Long before he became a decorated veteran in Afghanistan, a White House Fellow, a prominent CEO, and more, Wes Moore was a kid born in the Baltimore area in the 1970s. His story is a story of triumph over obstacles.
Just before Wes turned 4, his dad died. His mom moved with Wes and his sisters to live with their maternal grandparents in the Bronx. Wes’ mom, having grown up in the Bronx, saw that crime and poverty had gotten even worse since she left — and she feared the risks her son faced as a young Black male with no father. She decided that instead of the free local public schools, she would scrape together tuition for the independent Riverdale Country School. Unfortunately, the affluent peers and safe environment were not enough to keep Wes from petty crimes, bad grades, and disciplinary problems by the time he was 13.
Terrified for her son, Wes’ mom decided in 1991 to send him to an even more expensive boarding school out of state. To pay for this, as Wes later wrote, his grandparents sacrificed their retirement and spent “decades of savings and mortgage payments” on tuition at Valley Forge Military Academy.
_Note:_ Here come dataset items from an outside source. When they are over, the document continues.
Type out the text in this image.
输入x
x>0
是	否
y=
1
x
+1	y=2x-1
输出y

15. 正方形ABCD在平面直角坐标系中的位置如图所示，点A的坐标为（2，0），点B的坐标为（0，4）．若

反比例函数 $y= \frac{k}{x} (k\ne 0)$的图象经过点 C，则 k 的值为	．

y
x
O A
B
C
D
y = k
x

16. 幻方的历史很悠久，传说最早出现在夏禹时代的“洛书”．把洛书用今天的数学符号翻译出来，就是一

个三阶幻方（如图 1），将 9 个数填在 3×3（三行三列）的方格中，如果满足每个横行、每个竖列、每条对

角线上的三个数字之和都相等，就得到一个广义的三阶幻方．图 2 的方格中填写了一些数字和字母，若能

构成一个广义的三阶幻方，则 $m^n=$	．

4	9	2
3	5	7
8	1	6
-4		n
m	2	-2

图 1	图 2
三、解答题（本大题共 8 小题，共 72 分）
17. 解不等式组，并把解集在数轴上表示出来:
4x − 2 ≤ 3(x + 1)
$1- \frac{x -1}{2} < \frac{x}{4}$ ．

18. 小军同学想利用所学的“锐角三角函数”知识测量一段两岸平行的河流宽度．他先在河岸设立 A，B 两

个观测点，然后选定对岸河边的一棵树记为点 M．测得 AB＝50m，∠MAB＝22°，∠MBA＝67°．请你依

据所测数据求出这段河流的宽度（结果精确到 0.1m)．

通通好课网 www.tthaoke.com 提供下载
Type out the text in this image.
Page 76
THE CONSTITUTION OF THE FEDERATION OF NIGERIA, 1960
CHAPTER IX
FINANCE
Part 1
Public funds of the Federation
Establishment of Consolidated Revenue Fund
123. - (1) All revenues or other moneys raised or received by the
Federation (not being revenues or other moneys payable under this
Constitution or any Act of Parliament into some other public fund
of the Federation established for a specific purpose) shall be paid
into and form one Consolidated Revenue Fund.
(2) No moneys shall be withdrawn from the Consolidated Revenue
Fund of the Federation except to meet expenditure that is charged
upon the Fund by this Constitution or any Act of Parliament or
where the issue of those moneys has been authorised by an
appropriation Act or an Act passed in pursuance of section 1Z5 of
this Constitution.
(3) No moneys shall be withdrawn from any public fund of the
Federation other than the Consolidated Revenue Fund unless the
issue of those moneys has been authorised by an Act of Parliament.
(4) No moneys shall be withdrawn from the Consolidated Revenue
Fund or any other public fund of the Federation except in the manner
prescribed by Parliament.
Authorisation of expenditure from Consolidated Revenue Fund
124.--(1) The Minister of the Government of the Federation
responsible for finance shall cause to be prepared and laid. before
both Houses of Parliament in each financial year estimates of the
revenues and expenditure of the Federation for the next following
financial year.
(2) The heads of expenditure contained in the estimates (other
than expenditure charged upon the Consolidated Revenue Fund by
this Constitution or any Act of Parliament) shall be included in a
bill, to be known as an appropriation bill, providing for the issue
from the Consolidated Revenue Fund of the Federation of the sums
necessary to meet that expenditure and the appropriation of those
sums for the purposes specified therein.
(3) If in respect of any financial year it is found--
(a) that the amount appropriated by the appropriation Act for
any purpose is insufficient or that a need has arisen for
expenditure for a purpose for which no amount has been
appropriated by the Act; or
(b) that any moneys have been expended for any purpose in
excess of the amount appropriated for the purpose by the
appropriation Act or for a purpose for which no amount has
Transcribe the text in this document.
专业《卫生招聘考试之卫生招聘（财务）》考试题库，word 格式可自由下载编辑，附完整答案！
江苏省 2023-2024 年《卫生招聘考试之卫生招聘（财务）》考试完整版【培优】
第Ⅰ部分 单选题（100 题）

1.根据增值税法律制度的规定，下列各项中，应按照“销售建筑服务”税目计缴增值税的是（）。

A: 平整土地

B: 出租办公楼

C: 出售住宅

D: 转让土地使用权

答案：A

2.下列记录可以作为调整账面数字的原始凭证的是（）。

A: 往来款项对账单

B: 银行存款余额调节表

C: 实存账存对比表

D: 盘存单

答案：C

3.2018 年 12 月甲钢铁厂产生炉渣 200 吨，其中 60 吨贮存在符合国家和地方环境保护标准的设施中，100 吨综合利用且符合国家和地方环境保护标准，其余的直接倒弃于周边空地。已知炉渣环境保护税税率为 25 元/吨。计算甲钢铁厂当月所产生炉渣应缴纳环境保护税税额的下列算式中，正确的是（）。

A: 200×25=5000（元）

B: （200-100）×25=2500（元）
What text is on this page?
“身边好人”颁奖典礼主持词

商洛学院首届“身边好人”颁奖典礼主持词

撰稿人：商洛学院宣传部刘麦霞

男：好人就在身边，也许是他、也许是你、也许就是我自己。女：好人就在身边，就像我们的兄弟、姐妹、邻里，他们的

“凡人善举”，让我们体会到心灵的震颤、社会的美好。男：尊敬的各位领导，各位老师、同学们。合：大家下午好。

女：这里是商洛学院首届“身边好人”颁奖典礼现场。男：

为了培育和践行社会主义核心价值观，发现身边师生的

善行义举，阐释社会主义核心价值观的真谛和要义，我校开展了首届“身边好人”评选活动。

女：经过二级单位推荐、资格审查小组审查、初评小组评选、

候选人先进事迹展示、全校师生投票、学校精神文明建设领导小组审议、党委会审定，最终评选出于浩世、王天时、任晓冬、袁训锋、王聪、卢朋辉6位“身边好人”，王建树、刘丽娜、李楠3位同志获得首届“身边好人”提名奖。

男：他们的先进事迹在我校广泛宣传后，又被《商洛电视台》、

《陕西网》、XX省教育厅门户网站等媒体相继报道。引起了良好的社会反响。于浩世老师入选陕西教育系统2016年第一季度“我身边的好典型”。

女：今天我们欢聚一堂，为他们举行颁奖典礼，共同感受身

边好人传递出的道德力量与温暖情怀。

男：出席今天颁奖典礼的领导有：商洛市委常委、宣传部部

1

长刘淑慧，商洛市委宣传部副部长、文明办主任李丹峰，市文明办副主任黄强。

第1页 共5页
Valley Forge was tough, but it changed Wes’ life trajectory. He went on to Johns Hopkins where he earned a prestigious Rhodes Scholarship to Oxford. Today, he is the Governor of Maryland, only the third Black person ever elected to be governor of a state, the first ever in Maryland’s history, the only currently sitting Black governor, an oft-discussed potential future Democratic nominee for President.
The flip side of this story of Wes Moore as triumph is a darker story of tragedy.
In his 2010 book The Other Wes Moore, the now-Governor wrote about how he read in the Baltimore Sun about another young man named Wes Moore. The same year that Westley Watende Omari Moore won his Rhodes Scholarship, Wesley John Moore began serving a life sentence for murder at Jessup Correctional. The other Wes Moore, Wesley John, had much in common with Westley Watende. They both grew up with little money and no father; was also a child of 1970s Baltimore; and was also in trouble with school and cops by his early teens. Both of their moms tried changing schools: in the case of the other Wes Moore, from the catastrophically bad Northern High School (which was later closed) to the slightly less bad Perry Hall High School (currently ranked in the bottom third of Maryland schools).
Neither man is yet 50 years old (as of 2023).